It's interesting that you got the idea of trashing coppers more quickly than trashing Estates. That's great! Some in my playgroup trashed their estates quickly, but had a hard time learning to get rid of coppers because of their buying power (such as it is.)
What you might want to do is read some of the game logs and see some high-level players at work building engines. Once you see a turn 15-16 that draws the entire deck, plays the entire deck on the table with virtual coin, extra buys, cost reduction, and just a handful of actual treasure cards (if any) and then buys 5-6 Provinces all at once, you'll see the light. Estates and Coppers just slow you down. Check out some games with Chapel and you'll notice that most players will immediately trash their entire hand as soon as they draw Chapel, sometimes twice, picking up perhaps a Silver and a Terminal +$2, +buy action card along the way. Once your deck is tiny, EVERY hand is a good hand, and that's the whole key to Dominion: Not wasting turns on lousy draws.

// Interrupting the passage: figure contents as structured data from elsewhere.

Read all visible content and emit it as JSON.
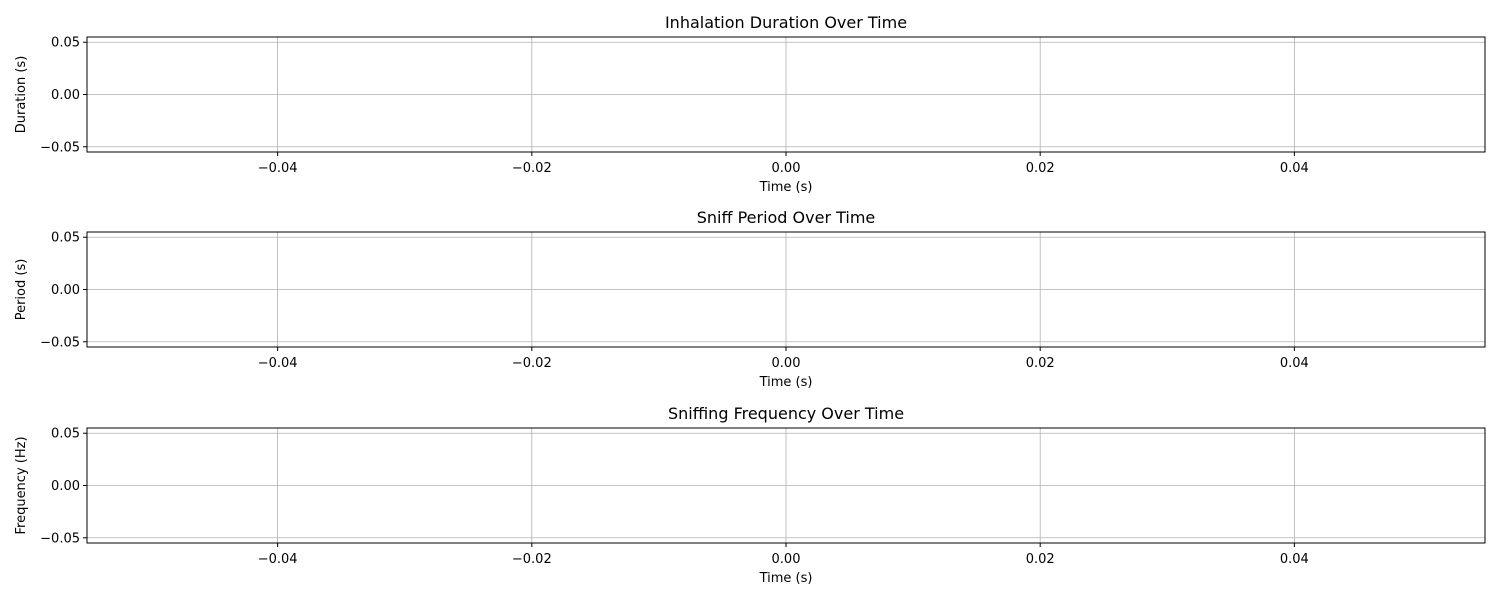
{
  "figure": {
    "grid": true,
    "grid_color": "#b0b0b0",
    "axes_color": "#000000",
    "background": "#ffffff"
  },
  "chart_data": [
    {
      "type": "line",
      "title": "Inhalation Duration Over Time",
      "xlabel": "Time (s)",
      "ylabel": "Duration (s)",
      "xlim": [
        -0.055,
        0.055
      ],
      "ylim": [
        -0.055,
        0.055
      ],
      "xticks": [
        -0.04,
        -0.02,
        0.0,
        0.02,
        0.04
      ],
      "xtick_labels": [
        "−0.04",
        "−0.02",
        "0.00",
        "0.02",
        "0.04"
      ],
      "yticks": [
        0.05,
        0.0,
        -0.05
      ],
      "ytick_labels": [
        "0.05",
        "0.00",
        "−0.05"
      ],
      "grid": true,
      "series": []
    },
    {
      "type": "line",
      "title": "Sniff Period Over Time",
      "xlabel": "Time (s)",
      "ylabel": "Period (s)",
      "xlim": [
        -0.055,
        0.055
      ],
      "ylim": [
        -0.055,
        0.055
      ],
      "xticks": [
        -0.04,
        -0.02,
        0.0,
        0.02,
        0.04
      ],
      "xtick_labels": [
        "−0.04",
        "−0.02",
        "0.00",
        "0.02",
        "0.04"
      ],
      "yticks": [
        0.05,
        0.0,
        -0.05
      ],
      "ytick_labels": [
        "0.05",
        "0.00",
        "−0.05"
      ],
      "grid": true,
      "series": []
    },
    {
      "type": "line",
      "title": "Sniffing Frequency Over Time",
      "xlabel": "Time (s)",
      "ylabel": "Frequency (Hz)",
      "xlim": [
        -0.055,
        0.055
      ],
      "ylim": [
        -0.055,
        0.055
      ],
      "xticks": [
        -0.04,
        -0.02,
        0.0,
        0.02,
        0.04
      ],
      "xtick_labels": [
        "−0.04",
        "−0.02",
        "0.00",
        "0.02",
        "0.04"
      ],
      "yticks": [
        0.05,
        0.0,
        -0.05
      ],
      "ytick_labels": [
        "0.05",
        "0.00",
        "−0.05"
      ],
      "grid": true,
      "series": []
    }
  ]
}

The game log point graphs also tell the story: A well-built engine scores no points for turn after turn, building and building, and then explodes in just a few turns at the end (or buys everything and ends the game with a mega-turn.) Estates can only hurt that process, and the 1 point you get from them is utterly insignificant.
One other quick note: The term "junking" is typically used differently here, if I'm reading correctly. "Trashing" is what you call removing a card from your deck permanently and putting it in the trash. Chapel is a Trasher. "Junking" is the act of putting bad cards in the deck to slow it down. Witch is a Junker. For clarification, a "trashing attack" is one in which other players trash your cards (Saboteur.) A "junking attack" is one in which they give you Curses, Ruins, or even Estates and Coppers (in the case of Ambassador and Mountebank.) There are very few self-junkers! (Death Cart)
That's one of the most telling facts about the Estate: Ambassador is one of the most powerful attacks in Dominion, because it allows you to get rid of up to two Estates at a time...and gives one to each of your opponents. If player 1 plays Ambassador and player 2 doesn't, player 2 will be buried under an avalanche of Estates and Coppers and will forever be drawing hands like Estate-Estate-Estate-Copper-Copper.
There is a time to buy Estates, mind you. It's always available as the cheapest card in the game, and may be a key pile to empty intentionally in order to force a three-pile ending to win the game while you're ahead before the Province pile gets any lower. But the opening estates are poison. Rid yourself of them as quickly as possible.